GROW A BACKBONE. Stand up for what you believe. Those words from Governor Deval Patrick thrilled Democrats in Charlotte and triggered a new round of speculation about his national ambitions.
Back home in Massachusetts, parents and early education providers hope Patrick will stand up in memory of Gabriel Josh-Cazir Pierre, the 17-month-old Boston boy who died in a sweltering day care van last September. They are calling on the governor to allocate $17 million to pay for adult monitors in vehicles transporting children under 5.
After the boy’s death, a special committee set up by the state Department of Early Education reviewed statutes and regulations governing the transportation needs of approximately 20,000 children from across the state. Most come from low-income families. Some are victims of abuse and neglect, and the early education programs they attend are often the most stable aspect of their lives.
The committee’s no-cost recommendations have already been implemented.

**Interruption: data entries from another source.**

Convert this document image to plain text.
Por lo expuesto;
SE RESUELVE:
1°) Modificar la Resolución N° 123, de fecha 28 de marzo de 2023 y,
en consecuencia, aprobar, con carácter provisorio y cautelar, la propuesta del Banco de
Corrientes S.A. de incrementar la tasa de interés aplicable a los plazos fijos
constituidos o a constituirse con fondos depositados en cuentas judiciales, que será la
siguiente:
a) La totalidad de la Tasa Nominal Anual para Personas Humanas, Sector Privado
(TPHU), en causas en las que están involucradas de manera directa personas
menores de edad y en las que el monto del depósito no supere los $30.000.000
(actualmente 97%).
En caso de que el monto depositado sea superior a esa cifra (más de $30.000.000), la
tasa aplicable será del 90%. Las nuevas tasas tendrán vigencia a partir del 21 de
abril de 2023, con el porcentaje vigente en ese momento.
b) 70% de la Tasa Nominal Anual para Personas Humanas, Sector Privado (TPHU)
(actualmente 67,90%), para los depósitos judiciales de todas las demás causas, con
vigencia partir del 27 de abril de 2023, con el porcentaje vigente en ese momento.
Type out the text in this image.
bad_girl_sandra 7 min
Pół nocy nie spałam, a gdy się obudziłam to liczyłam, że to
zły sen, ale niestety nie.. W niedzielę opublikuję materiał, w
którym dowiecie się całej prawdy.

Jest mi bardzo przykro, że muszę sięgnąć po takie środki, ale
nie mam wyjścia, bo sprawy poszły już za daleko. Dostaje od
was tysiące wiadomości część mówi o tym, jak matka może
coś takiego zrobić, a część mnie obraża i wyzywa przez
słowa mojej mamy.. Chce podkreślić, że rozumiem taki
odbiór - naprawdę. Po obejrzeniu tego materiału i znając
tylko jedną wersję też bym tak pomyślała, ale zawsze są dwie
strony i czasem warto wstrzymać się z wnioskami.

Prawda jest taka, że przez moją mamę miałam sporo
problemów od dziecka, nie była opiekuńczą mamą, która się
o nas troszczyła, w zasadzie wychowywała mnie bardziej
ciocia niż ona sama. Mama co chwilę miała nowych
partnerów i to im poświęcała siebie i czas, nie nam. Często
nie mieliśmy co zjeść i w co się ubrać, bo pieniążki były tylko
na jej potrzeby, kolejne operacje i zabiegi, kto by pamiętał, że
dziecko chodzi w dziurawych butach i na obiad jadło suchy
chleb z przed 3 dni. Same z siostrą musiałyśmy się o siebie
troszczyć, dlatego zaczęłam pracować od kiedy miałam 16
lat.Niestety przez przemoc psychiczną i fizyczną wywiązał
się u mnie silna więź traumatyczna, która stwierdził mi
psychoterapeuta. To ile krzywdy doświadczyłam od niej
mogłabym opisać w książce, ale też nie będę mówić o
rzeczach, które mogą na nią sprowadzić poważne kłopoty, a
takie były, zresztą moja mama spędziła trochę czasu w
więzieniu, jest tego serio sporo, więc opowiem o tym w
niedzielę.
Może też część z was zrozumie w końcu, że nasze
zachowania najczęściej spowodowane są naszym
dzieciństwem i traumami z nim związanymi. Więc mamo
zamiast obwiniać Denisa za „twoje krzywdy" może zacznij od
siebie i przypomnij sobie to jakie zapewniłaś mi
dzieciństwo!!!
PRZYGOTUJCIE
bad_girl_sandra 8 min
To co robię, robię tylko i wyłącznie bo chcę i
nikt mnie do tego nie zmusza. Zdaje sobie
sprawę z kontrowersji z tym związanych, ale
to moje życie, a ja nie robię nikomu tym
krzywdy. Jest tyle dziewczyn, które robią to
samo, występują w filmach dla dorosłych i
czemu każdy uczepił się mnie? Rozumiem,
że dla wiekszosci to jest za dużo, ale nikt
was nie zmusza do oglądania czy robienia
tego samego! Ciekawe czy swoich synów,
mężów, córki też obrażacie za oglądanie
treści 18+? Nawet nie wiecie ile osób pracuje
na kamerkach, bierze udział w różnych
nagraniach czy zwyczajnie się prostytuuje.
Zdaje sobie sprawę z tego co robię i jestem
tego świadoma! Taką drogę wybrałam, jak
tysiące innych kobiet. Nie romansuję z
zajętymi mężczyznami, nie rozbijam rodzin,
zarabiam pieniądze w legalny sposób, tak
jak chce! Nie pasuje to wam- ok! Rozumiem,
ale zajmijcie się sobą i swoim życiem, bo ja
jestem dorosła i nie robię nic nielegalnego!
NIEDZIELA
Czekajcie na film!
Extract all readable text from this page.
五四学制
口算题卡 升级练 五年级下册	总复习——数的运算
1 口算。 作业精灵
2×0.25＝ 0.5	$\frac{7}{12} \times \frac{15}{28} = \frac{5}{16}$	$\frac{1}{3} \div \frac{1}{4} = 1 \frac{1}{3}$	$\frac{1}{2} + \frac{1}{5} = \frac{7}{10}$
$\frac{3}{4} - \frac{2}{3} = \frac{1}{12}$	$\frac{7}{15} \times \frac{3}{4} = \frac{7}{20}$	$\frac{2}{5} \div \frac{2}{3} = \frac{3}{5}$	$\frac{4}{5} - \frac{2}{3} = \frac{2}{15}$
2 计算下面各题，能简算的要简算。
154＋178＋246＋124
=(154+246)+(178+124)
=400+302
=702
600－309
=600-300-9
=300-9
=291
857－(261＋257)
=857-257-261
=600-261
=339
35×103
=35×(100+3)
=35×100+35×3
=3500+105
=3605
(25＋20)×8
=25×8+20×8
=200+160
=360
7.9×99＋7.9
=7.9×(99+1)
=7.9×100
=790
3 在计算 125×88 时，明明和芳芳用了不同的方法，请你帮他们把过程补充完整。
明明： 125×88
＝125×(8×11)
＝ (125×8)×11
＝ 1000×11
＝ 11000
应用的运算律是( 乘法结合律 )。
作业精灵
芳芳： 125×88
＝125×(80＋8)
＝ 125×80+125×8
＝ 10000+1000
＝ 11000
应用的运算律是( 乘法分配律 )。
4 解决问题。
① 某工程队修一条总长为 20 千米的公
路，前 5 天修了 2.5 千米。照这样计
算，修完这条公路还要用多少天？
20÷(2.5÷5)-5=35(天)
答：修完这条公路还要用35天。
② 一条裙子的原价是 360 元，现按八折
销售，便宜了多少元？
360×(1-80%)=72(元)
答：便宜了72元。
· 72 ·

Providers must now notify parents immediately if a child does not arrive at child care, and parents must tell the program if their child will be absent. Van and bus drivers must keep a complete passenger log for each route. And after dropping off the last child, the driver must physically walk through a vehicle, inspect all seat surfaces, look under them, and check all compartments.
An extra pair of adult eyes is called for on every bus that takes infants, toddlers, and preschoolers to early education programs. And those eyes, of course, cost money.
But the committee also called for something else: an extra pair of adult eyes on every bus that takes infants, toddlers, and preschoolers to these programs. Those eyes, of course, cost money.
After the toddler’s death, the Globe’s Sean P. Murphy and Scott Allen reported that the agency that hired the preschool van driver who left the child in the sweltering vehicle for hours had considered adding a second adult to its vehicles after another driver was charged with raping a 5-year-old girl on his bus. However, the measure was considered too expensive, so it was never implemented.
It is still expensive, which is why the providers are asking the state to fund it.
‘Our feeling is, ‘Governor, we agree it’s a problem. Now you have to fund it,’ ” said William Eddy, executive director of the Massachusetts Association of Early Education and Care, which represents providers.
Right after the child’s death, Sherri R. Killins, state commissioner of early education and care, said, “The governor and I are absolutely outraged over” the tragedy, along with earlier alleged assaults by the same driver. “That’s why we are determined to review all state policy so we can take steps to prevent this from ever happening again,” she said then.
The policy review was thorough. The recommendations are clear. Now the question is, who will pay to implement the most important one?
When I wrote about Gabriel’s death a year ago, I described it as a story of responsibility — the driver’s, the day-care center’s, and society’s.
The responsibilities of the driver and provider are obvious.
The driver never delivered the little boy to the home childcare provider in Dorchester, where he was supposed to spend the day. Instead, the driver parked the van outside his home around 9 a.m., thinking all the children had been safely delivered to their destinations. He found the boy at 3 p.m., when he got back into his van to begin the return trips home. The day-care provider never missed the little boy, so no parent was ever notified that he never showed up.
Now, what about the rest of us? Do we see the consequences as our responsibility or someone else’s?
There’s only limited money to spend today, especially for the safety net — that network of taxpayer-funded support that a caring society allocates for its most vulnerable members.
In the fiery speech he delivered in Charlotte, Patrick said Democrats believe in “an economy that grows opportunity out to the middle class and the marginalized.” He bravely mentioned a condition many politicians prefer to ignore — poverty — and spoke of the children it leaves in its wake. “Those children are America’s children, too, yours and mine . . . For this country to rise, they must rise.”
Before they can rise, they need to get safely to where they’re going every morning.